Are you suggesting that we use our ‘best’ honesty?
I am the Prince of Lies. Such chicanery seems apt.
5. I’m uncomfortable with your current position in this discussion. You haven’t directly plugged your book or made me feel that I was heading towards eternal damnation. Now I’m worried that there’s some sort of giant sucker-punch of cheap gags and self-promotion waiting in my future. Can you tie everything together with a rough guide to giving feedback?
Opinions are like…
Without mentioning assholes. Which is like an Oulipo challenge for you.
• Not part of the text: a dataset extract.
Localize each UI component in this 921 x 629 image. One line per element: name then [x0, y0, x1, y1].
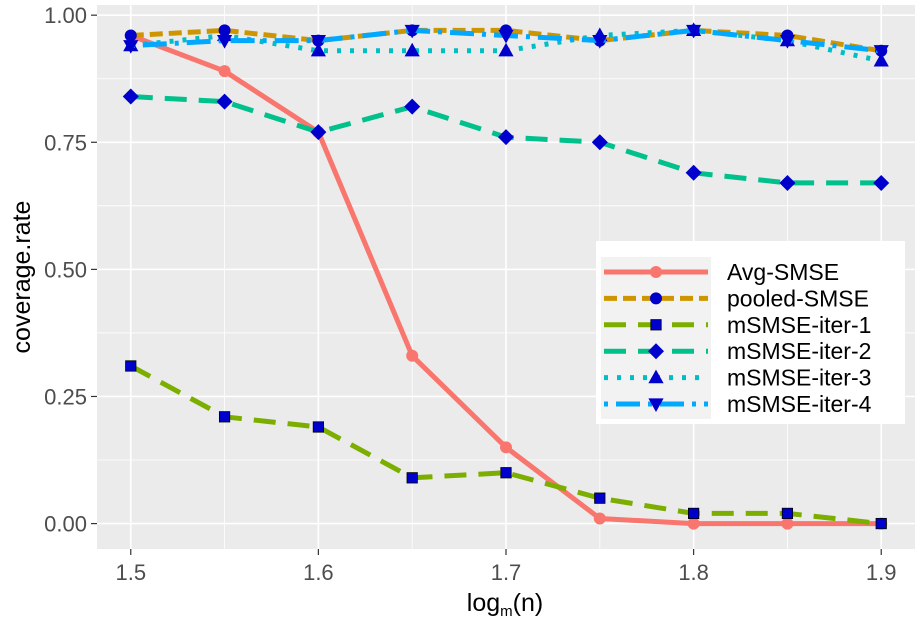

Um. Ok. Everyone who reads your work will have an opinion but these opinions vary greatly in the positive effect that they’d have on your writing. Five minutes work with another human can create a baby in nine months. Five minutes work won’t even get you a good book title in writing and it certainly won’t grow into a novel over a year. Most people have no idea how much work it takes to write, nor can they readily accept the sheer volume of thinking that went into writing. When someone asks for feedback they have asked you to look at months, years or decades of their life and give your thoughts on both how that time investment went and how its fruits could be made sweeter. Not everyone gives good feedback and not everyone will give good feedback to a certain person. My friend Michael suggests that we all find that best, truest, most honest and brutal critic for all of us: our own Gertrude Stein.
I have a group of people who help me with that, a patchwork critic I refer to as my Franken-Stein.
I hate you.
But it helped so much in writing my recent novel, The Curse of Kereves Dere!
And you’re feeling better. Tune in next time when Nick talks about …
Hey! That’s my line! Next time, I will cover the even more difficult issue “Help! Someone I know has written the worst book in the world!”
Finally, a reason to quote excerpts from your book.